Nobody ever said "human suffering was laughable" \- you just made that up.
It's the equivalent of uttering "think of the children!", when it has nothing
to do with the topic at hand.

I said that your examples were laughable - and you have said nothing to make
me change my view.

I made numerous points - in Uber, you see a photograph of your driver before
they arrive. In Uber, you see their rating (and can rate them afterwards). In
Uber, the drivers are constantly tracked by GPS, which is stored in the cloud.
You addressed _none_ of these points in your reply.

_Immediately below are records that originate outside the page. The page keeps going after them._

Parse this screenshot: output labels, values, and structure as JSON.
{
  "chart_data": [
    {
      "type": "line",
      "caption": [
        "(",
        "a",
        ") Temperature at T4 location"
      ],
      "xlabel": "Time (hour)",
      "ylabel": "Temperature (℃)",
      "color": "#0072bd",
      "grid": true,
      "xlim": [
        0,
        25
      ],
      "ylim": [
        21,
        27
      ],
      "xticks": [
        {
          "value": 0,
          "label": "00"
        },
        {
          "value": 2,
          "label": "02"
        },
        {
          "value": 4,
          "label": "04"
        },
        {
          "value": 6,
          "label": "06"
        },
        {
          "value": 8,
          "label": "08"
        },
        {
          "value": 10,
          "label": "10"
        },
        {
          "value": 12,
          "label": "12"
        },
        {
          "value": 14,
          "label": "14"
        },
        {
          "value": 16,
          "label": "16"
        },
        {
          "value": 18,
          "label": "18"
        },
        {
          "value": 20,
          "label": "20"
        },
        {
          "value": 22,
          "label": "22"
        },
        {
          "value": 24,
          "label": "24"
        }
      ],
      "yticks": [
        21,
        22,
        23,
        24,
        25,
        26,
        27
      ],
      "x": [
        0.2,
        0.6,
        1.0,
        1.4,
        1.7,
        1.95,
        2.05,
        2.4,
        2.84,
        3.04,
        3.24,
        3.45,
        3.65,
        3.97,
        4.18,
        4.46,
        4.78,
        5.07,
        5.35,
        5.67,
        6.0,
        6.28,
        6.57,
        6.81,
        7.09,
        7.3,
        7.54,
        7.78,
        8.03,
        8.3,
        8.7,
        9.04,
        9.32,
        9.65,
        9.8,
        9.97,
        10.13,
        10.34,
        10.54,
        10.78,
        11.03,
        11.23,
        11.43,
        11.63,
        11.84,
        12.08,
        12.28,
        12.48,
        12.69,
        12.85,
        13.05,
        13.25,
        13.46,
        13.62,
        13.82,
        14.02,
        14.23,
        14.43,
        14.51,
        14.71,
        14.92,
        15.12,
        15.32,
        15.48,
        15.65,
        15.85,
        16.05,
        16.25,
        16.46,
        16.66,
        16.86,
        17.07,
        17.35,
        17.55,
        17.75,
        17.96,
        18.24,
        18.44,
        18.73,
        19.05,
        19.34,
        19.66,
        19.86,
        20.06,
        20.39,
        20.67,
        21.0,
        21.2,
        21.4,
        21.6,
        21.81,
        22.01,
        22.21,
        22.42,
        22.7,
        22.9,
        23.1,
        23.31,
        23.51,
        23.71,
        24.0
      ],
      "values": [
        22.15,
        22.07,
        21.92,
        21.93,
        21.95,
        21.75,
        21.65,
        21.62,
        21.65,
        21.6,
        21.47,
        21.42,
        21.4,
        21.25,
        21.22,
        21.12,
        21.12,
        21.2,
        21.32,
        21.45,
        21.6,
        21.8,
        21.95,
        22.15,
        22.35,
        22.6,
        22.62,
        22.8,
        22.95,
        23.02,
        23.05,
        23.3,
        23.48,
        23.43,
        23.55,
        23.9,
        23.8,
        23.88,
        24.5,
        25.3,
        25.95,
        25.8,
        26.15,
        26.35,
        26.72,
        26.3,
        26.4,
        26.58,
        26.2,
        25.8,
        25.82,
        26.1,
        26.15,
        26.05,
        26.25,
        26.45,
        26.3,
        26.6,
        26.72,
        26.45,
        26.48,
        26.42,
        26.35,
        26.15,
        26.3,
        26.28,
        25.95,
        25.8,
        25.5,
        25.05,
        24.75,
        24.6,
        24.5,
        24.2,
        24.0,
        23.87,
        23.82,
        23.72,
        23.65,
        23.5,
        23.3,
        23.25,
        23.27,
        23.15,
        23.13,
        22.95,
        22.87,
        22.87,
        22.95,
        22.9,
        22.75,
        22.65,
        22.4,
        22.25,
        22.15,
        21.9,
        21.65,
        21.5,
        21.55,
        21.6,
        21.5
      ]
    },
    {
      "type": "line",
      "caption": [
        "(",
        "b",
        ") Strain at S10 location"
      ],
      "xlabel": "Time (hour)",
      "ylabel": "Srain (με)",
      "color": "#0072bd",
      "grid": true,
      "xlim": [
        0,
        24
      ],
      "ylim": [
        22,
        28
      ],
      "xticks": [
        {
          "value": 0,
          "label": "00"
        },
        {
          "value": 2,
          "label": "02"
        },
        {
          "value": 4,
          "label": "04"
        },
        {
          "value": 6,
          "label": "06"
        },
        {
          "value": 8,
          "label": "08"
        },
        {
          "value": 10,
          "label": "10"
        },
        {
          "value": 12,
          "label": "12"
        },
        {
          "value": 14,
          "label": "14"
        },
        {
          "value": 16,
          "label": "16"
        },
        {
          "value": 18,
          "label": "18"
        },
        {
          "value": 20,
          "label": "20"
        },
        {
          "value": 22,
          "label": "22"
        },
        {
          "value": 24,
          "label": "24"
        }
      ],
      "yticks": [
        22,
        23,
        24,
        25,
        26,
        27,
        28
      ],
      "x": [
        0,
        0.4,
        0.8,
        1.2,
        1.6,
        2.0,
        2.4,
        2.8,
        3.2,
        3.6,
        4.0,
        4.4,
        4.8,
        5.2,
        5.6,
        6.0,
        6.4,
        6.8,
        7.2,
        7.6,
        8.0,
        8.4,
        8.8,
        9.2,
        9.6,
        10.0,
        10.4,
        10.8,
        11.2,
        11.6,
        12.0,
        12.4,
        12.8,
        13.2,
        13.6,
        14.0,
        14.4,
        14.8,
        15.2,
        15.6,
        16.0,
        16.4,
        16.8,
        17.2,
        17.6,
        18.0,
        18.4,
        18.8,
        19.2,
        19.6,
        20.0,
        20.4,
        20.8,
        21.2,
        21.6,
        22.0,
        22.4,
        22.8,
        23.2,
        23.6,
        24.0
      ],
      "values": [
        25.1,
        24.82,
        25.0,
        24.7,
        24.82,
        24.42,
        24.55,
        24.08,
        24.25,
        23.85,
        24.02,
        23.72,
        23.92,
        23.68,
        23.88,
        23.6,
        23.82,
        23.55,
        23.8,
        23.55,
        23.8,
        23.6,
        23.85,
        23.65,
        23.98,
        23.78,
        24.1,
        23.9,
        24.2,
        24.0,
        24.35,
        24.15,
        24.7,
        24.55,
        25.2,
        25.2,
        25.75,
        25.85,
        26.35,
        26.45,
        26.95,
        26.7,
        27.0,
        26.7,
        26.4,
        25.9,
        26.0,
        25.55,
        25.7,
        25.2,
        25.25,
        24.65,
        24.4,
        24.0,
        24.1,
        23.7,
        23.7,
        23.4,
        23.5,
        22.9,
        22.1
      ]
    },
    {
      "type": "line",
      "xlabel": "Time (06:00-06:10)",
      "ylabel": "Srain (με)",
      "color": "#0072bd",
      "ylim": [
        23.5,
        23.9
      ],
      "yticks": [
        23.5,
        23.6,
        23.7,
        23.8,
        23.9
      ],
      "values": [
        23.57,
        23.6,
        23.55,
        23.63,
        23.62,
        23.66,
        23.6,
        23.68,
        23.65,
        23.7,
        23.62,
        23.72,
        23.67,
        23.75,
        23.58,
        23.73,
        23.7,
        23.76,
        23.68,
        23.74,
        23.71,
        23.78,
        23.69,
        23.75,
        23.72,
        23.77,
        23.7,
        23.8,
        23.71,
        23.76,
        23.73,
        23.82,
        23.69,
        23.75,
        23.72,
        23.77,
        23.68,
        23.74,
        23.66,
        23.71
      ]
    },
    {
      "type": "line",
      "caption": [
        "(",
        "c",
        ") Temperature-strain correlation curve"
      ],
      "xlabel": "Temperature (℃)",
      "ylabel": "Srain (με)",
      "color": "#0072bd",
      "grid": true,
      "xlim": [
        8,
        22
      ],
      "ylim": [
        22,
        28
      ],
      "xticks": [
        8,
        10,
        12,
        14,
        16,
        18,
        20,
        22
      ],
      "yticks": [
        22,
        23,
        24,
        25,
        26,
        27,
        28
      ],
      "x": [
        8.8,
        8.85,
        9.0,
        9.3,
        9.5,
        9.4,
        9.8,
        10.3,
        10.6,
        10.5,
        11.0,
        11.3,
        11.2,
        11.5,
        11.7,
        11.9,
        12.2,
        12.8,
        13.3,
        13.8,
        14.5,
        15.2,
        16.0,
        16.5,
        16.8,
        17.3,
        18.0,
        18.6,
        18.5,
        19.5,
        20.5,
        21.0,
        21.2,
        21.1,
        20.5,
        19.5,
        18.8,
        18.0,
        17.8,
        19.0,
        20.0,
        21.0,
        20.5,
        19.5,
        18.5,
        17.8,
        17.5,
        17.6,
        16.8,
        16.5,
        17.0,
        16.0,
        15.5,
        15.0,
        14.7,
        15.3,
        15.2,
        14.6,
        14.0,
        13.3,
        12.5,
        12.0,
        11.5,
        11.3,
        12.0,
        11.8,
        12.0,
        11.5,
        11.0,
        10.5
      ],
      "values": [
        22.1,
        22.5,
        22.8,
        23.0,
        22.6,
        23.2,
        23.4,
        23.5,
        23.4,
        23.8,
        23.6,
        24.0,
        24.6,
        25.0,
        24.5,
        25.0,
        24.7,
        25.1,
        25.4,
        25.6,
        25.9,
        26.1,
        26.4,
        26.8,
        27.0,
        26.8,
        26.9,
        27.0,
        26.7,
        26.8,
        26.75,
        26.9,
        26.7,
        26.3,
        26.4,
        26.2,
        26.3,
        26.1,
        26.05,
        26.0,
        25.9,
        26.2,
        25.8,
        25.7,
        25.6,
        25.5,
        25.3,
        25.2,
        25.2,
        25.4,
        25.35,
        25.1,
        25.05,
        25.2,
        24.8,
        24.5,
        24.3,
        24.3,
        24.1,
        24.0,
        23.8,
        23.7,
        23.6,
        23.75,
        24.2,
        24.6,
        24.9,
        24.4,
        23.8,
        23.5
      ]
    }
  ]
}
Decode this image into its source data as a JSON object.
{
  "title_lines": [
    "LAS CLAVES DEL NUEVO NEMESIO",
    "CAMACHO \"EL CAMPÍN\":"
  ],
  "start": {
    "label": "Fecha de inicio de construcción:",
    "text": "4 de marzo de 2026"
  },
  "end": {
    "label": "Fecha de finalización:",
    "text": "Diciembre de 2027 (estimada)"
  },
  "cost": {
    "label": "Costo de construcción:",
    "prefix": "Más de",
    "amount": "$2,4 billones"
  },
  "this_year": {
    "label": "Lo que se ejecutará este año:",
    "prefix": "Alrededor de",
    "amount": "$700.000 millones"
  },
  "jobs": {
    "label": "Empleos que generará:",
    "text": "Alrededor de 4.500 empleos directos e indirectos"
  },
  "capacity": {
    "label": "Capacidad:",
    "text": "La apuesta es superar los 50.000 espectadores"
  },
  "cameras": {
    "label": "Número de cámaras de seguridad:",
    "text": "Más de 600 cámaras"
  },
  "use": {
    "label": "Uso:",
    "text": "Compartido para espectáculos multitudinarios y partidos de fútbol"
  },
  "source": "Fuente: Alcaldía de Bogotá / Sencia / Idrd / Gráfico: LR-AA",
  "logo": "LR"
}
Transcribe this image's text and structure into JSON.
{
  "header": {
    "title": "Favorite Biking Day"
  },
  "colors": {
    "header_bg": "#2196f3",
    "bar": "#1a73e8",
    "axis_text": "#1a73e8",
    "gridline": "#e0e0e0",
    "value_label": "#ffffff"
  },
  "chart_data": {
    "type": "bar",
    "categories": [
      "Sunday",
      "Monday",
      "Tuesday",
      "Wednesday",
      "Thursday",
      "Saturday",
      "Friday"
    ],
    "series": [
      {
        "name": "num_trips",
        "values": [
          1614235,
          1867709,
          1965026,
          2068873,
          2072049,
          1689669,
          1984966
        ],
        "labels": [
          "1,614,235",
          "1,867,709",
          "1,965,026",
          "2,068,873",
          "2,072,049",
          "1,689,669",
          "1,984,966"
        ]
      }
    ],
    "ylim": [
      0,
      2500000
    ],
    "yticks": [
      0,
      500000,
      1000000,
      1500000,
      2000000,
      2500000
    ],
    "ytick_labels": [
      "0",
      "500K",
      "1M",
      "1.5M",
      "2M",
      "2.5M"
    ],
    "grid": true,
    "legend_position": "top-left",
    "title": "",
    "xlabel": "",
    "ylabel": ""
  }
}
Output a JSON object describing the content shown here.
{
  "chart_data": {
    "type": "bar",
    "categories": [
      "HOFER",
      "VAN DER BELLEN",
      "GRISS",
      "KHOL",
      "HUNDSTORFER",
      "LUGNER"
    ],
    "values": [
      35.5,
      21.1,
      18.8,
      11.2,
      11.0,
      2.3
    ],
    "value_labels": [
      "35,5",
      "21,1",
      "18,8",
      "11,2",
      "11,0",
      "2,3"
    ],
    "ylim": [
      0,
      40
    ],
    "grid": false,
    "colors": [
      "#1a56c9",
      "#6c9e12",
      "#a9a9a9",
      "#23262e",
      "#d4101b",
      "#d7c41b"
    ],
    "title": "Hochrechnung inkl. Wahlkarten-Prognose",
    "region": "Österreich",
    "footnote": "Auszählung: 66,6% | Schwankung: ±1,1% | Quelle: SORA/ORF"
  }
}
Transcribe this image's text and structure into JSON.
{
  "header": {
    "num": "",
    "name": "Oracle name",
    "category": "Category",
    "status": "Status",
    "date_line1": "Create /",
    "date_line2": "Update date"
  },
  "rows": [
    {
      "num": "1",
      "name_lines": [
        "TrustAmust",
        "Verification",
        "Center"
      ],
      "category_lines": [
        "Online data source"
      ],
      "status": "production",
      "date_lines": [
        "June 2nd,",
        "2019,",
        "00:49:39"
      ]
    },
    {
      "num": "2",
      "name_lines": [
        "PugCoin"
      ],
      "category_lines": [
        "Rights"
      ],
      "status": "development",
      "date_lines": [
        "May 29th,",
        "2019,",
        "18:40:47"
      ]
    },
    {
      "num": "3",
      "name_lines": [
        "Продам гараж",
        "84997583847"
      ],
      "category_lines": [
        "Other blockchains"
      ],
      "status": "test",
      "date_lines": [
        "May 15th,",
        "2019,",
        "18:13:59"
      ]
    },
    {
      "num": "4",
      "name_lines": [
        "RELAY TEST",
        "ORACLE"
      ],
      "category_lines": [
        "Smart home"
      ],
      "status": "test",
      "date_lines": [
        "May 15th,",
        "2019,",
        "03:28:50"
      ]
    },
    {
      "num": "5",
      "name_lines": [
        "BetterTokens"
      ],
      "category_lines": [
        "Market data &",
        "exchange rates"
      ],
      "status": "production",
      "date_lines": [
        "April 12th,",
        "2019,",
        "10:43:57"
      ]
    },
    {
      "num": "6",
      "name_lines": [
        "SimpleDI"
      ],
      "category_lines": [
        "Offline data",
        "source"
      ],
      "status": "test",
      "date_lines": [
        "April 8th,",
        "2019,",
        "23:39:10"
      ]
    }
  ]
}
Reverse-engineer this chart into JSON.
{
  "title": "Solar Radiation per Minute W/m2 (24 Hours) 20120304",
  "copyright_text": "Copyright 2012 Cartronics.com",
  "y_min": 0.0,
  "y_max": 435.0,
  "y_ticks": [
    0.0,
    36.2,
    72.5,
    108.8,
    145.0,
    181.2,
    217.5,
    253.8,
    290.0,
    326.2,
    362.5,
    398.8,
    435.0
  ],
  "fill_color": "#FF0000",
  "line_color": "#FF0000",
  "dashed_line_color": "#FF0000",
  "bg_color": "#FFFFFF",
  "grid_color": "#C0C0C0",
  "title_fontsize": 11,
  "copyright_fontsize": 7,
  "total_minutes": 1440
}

Please list to me your reasons how a taxi driver is somehow _more_ accountable
than an Uber driver?

I have had numerous bad experiences with taxi drivers, both as a passenger,
and as a fellow driver or cyclist on the road. I can assure you that
attempting to contact the taxi companies (at least in Sydney) is usually an
exercise in futility. It's only when you involve the police, that things get a
bit more traction, and the taxi companies are suddenly ever so co-operative -
fortunately I have only had to do that once.

In contrast, Uber customer support is fantastic. Even better, they have GPS
records of everything - so if you say, the driver never showed, it is very
easy to prove or disprove. Try doing that with a cab. (I've never actually had
that issue with Uber, to be honest, of a driver not showing - only with
taxis.)

Or one time, I left some headphones in an Uber. Immediately contacted the
driver via the app, who then drove back to me for _free_ , to give them to me.
Try doing that in a cab.